This is more than an escape. It’s a bridge to home


Volo Ganca moved to Johannesburg, and felt adrift. He missed Cape Town’s beauty and access to the outdoors. And then, in the concrete city he found solace. A decades-old garden has been providing the residents of Johannesburg with respite from the daily drudge of work and traffic for years. Only an hour’s drive from the centre of the city, and over 300 hectares in size, it’s a place where one can truly escape in nature.
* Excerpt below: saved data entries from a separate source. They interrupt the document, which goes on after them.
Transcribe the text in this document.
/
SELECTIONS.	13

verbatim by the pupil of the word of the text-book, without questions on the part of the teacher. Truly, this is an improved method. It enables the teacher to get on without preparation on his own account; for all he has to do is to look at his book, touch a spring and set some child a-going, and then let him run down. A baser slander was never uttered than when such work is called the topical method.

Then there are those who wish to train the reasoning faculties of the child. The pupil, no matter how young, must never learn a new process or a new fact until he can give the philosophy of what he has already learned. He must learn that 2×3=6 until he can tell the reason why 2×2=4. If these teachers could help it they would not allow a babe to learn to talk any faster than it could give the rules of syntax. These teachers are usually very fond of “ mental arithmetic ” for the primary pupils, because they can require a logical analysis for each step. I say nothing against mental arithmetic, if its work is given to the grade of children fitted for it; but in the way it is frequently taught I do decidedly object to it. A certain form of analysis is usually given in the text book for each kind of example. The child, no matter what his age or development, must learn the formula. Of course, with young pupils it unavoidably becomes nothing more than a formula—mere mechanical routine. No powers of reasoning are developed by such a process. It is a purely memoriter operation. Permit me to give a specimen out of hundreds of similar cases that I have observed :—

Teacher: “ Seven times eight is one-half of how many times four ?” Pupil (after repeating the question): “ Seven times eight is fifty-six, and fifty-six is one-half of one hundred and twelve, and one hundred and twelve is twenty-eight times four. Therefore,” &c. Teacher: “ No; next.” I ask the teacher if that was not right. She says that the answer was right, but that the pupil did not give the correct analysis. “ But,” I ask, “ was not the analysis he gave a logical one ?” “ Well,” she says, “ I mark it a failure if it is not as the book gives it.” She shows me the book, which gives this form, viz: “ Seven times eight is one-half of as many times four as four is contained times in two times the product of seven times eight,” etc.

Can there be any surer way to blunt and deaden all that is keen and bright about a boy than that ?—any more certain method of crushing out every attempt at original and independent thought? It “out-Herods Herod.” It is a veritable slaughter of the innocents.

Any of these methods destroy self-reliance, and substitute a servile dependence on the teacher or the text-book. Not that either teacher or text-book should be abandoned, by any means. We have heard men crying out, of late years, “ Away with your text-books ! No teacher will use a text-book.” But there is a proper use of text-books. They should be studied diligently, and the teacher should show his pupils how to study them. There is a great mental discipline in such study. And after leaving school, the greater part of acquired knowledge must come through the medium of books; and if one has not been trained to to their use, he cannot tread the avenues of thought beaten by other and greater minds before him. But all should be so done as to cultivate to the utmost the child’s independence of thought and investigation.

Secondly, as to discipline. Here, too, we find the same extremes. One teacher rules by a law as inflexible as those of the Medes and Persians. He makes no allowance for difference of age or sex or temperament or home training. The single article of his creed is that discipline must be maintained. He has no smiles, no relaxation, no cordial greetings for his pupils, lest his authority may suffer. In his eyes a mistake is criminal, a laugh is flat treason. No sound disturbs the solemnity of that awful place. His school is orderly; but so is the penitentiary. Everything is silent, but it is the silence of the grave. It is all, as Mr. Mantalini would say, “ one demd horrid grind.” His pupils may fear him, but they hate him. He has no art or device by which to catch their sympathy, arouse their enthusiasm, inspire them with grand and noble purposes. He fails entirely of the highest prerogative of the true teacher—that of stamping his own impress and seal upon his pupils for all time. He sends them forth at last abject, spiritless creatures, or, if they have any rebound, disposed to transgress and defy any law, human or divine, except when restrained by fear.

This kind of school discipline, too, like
Indigenous fauna and flora flourishes in the Walter Sisulu National Botanical Garden. It’s a place that takes Ganca back to his origins. “It reminds me a lot of home,” he says. “I didn’t know that a place like this even existed in Jo’burg, and when I got here I was just absolutely floored.” Founded in 1982, the area has provided residents with a sense of serenity since the 1800s. Today, people from all walks of life mingle in the park, a mix of languages filling the air. “You really start to feel that the gardens have a life and personality of their own,” Ganca says. The Witpoortjie Waterfall is one of the area’s gems, with white water constantly rushing down the 70-metre drop. At the top of the falls live two Verreaux Eagles, an African bird of prey that has nested in the gardens for generations – the only ones known to be in the area.

Situated near the Sterkfontein Caves and the Krugersdorp Nature Reserve, the gardens offer a piece of natural history. For Ganca, he knows he can always return to the grounds whenever life gets a little too busy. “I can feel myself unwinding as I drive up to the gates,” he says. “It’s my happy place.”